Page:Stendhal - De l’amour, I, 1927, éd. Martineau.djvu/225

La bibliothèque libre.
Le texte de cette page a été corrigé et est conforme au fac-similé.

CHAPITRE XXXVIII

De la pique[1] d’amour-propre.


La pique est un mouvement de la vanité ; je ne veux pas que mon antagoniste l’emporte sur moi, et je prends cet antagoniste lui-même pour juge de mon mérite. Je veux faire effet sur son cœur.
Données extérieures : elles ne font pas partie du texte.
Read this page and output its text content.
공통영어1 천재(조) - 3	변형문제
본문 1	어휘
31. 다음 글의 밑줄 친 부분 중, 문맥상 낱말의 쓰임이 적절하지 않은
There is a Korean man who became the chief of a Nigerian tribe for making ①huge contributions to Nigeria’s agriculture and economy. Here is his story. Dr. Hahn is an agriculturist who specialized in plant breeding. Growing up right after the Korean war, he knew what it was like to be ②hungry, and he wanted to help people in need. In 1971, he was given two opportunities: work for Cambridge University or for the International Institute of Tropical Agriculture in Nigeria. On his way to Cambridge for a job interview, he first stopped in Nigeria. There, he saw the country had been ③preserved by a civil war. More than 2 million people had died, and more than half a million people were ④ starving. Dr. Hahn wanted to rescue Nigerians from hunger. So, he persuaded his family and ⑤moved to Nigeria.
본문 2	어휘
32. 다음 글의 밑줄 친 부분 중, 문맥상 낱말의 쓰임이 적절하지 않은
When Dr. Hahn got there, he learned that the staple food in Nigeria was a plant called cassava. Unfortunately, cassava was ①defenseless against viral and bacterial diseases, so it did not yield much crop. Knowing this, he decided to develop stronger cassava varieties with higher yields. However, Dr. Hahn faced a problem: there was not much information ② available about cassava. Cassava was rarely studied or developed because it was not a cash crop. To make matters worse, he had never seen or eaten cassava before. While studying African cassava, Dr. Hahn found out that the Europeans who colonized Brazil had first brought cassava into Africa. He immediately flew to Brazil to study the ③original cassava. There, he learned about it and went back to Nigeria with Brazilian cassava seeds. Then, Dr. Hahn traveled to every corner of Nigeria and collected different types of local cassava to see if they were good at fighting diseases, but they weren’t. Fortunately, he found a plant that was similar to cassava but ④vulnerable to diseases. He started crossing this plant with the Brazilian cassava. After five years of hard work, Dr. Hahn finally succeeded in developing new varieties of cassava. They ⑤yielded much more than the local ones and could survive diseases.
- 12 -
C’est pour cela qu’on va beaucoup au delà de ce qui est raisonnable.

Quelquefois pour justifier sa propre extravagance, l’on en vient au point de se dire que ce compétiteur a la prétention de nous faire sa dupe.

La pique étant une maladie de l’honneur, est beaucoup plus fréquente dans les monarchies, et ne doit se montrer que bien plus rarement dans les pays où règne l’habitude d’apprécier les actions par leur degré d’utilité, aux États-Unis d’Amérique, par exemple.

Tout homme, et un Français plus qu’un autre, abhorre d’être pris pour dupe ;

  1. Je sais que ce mot n’est pas trop français en ce sens, mais je ne trouve pas à le remplacer.
    En italien puntiglio, en anglais pique.